On the same day Edward Snowden warned New Zealand residents that they were “being watched” by their government, WikiLeaks published documents showing that police in Australia used powerful spyware to conduct operations.
A new cache released on Monday showed that police departments in New South Wales (NSW) are a client of Gamma International, a German-UK technology company that develops hacking software often used by governments and police. Gamma recently came under fire for providing one of its programs, FinFisher, also known as FinSpy, to oppressive regimes like Bahrain, which used the software to monitor—and occasionally blackmail—Arab Spring activists.
NSW police were one of many law enforcement organizations that FinFisher claimed as clients. Police forces and intelligence agencies from Qatar, South Africa, Pakistan, Nigeria, the Netherlands, Hungary, and Italy, among other countries, also held contracts with the surveillance company.
NSW spent more than $2 million on FinFisher’s programs, some of which enabled police to have near-unlimited access to computer records and allowed them to extract files from hard drives, read emails, and monitor Skype conversations, among other invasive tactics.
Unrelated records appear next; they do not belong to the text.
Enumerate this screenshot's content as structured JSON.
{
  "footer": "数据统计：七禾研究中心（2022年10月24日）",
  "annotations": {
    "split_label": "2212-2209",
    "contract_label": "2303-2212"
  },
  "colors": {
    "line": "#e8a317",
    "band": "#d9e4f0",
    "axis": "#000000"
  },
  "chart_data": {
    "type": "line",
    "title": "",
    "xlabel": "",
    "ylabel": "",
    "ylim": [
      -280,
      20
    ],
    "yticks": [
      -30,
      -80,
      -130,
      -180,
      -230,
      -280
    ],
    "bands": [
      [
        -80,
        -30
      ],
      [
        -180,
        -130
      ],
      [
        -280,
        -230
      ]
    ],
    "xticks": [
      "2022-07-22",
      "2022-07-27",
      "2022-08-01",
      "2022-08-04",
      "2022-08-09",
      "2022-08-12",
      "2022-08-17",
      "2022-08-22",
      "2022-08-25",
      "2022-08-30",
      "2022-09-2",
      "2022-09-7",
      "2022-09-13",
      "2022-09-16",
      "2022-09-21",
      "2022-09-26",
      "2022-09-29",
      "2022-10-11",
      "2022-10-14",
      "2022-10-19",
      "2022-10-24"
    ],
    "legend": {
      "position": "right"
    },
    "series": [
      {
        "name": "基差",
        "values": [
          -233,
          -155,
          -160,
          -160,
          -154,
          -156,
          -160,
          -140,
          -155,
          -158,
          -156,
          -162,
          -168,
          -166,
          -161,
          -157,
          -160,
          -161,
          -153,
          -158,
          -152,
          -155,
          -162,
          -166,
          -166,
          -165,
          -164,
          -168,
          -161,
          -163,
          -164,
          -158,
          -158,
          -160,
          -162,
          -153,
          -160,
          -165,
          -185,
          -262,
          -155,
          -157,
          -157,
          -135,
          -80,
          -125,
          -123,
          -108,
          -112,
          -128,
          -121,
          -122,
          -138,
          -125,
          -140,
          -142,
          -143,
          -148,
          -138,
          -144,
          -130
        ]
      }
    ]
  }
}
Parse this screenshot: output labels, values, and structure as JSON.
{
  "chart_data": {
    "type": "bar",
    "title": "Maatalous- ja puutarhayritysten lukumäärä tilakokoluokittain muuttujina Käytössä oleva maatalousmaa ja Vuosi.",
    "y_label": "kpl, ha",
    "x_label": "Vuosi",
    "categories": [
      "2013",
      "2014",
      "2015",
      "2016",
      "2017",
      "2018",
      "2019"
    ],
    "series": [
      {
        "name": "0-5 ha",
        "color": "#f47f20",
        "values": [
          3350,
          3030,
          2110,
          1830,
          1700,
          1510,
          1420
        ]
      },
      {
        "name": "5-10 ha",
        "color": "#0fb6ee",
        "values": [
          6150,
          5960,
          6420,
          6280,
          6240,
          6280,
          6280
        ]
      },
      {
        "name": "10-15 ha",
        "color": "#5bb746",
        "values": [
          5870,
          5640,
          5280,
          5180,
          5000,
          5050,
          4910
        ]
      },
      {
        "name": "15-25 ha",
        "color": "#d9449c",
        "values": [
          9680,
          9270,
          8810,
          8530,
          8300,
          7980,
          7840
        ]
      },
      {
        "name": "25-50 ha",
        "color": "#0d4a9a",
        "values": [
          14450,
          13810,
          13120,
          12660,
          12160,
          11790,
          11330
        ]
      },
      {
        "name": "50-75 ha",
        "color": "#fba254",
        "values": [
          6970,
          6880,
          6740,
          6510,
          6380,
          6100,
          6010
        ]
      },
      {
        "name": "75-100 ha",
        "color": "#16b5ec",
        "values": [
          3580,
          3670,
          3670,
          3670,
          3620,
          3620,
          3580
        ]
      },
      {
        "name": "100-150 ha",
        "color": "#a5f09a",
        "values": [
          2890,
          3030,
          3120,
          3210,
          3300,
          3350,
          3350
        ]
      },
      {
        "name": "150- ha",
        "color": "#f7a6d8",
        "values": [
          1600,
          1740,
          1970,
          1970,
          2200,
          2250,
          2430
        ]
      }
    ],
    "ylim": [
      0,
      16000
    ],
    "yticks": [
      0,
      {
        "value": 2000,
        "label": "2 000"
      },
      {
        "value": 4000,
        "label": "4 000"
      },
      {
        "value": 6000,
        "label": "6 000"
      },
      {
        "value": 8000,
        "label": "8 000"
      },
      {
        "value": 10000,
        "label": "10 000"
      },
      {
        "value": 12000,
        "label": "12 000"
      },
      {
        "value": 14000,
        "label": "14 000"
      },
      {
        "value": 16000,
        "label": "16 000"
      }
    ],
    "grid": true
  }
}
Further, police in the region can obtain covert search warrants that allow them to monitor computers remotely. In one chat log between FinFisher support staff and their NSW clients, police asked for the company to create a “categorization feature” that can identify privileged information—such as emails between lawyers and clients—before investigators read it.
“A key logger captures information which is between a lawyer and a known criminal which is not an offense in itself. The captured information needs to be able to be identified as legal privilege and not used in any further intelligence capability as it is considered private,” officers wrote.